Data centre operations are already a sustainability concern, with the IEA already suggesting that global electricity demand grew 2.2% in 2023 and warning this figure could double by 2026.
Liquid cooling isn’t just for high-performance computing (HPC) and artificial intelligence (AI).
Currently, liquid cooling is still a niche technology, mainly seen as beneficial for HPC (64.4 percent), dense server configurations (60.6 percent), and to a lesser extent, AI workloads (46.2 percent).
Traditionally, liquid cooling has been used in densely packed supercomputing cabinets from companies like Eviden, HPE Cray, and Lenovo. These systems are complex and rely on large coolant distribution units, chillers, and facility water systems. In contrast, most AI systems have been air-cooled until recently.
However, this trend might change soon. At GTC, it was shown that while Nvidia’s HGX B100 and HGX B200 systems will still be available in air-cooled versions, their most powerful accelerators, like the 2,700-watt Grace-Blackwell Superchip, will require liquid cooling.
Despite the excitement around AI, adding AI capabilities was not the top priority for enterprises. About 58 percent of respondents said improving facility security was their biggest concern, followed by reducing energy consumption, increasing the utilization of existing hardware, and acquiring higher performance systems, all ranking above AI capabilities at 27 percent.

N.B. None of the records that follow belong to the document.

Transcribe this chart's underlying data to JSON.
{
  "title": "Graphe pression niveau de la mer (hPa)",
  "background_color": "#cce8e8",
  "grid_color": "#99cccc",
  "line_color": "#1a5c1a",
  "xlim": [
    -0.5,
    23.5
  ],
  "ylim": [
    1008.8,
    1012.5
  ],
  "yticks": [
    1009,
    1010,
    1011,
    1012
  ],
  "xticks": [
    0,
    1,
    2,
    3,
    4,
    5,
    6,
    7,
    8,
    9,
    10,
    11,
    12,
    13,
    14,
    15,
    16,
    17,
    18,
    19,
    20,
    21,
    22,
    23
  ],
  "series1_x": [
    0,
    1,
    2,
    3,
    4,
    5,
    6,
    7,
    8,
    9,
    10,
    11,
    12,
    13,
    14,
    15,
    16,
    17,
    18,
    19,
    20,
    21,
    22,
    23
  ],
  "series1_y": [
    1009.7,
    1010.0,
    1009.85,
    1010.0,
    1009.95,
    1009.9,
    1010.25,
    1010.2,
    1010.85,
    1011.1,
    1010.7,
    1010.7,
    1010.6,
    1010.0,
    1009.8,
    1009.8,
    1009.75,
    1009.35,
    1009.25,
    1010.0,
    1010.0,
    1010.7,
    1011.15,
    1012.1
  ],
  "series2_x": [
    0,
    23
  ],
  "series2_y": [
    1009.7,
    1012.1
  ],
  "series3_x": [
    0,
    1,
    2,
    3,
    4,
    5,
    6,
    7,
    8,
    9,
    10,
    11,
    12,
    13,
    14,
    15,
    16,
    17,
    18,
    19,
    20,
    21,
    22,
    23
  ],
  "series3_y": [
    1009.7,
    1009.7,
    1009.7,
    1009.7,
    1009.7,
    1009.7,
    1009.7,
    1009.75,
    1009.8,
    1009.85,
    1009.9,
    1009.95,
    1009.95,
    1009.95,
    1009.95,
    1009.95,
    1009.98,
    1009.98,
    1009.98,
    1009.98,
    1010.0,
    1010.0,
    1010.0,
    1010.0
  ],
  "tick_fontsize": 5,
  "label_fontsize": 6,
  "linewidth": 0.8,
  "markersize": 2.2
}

Liquid cooling is not limited to AI and HPC systems. It is also much more efficient at removing waste heat than air cooling. As previously discussed, 15-20 percent of power consumption can be attributed to the fans used to move air through these systems. Switching to liquid cooling can largely eliminate the need for high RPM fans, significantly reducing power consumption.
With the opportunistic boost algorithms found on most modern processors, liquid-cooled systems should theoretically achieve higher clock speeds than their air-cooled counterparts.
But the Data center main concerns are maintenance, complexity, and the initial cost of implementation. Liquid-cooled systems require additional resources like facility water, CDUs (coolant distribution units), and rack manifolds to distribute the coolant to individual systems.
Existing data centers can be retrofitted to support liquid cooling using in-aisle coolant reservoirs and liquid-to-air CDUs. However, these methods generally have lower cooling capacity.
Besides cost and complexity, 48.6 percent of respondents say they lack experience with the technology, and 41 percent express concerns about leaks and spills. Additionally, 21.4 percent mention the cost of buying and replacing coolant as a challenge.
Although liquid cooling adds complexity and potential points of failure, the technology is not new. It has been used for decades in supercomputers, HPC clusters, render farms, and more recently in large-scale GPU and accelerator farms for AI training.
The increased interest in liquid cooling has led to preventative measures like negative pressure coolant loops designed to minimize spills in case of a leak, and in-rack CDUs with redundant or modular pumps.
The change is happening faster than many thought, with liquid cooling becoming more common in data centers.
Sixteen percent of data center operators stated they plan to fully implement direct-to-chip (DTC) liquid cooling by 2026. This solution replaces heat sinks with cooling plates through which warm or chilled water or coolants are pumped. In comparison, 6.5 percent said they plan to adopt 100 percent immersion cooling. This technology involves submerging the entire system in either single-phase fluids like synthetic oils or two-phase fluids designed to boil at or near the chips’ operating temperature.
About one-sixth of respondents said they plan to use a mix of DTC and immersion cooling in their data centers, while 61.7 percent said they have no plans to use either technology in the next two years.
Unsurprisingly, the largest enterprises expect to adopt liquid cooling the fastest.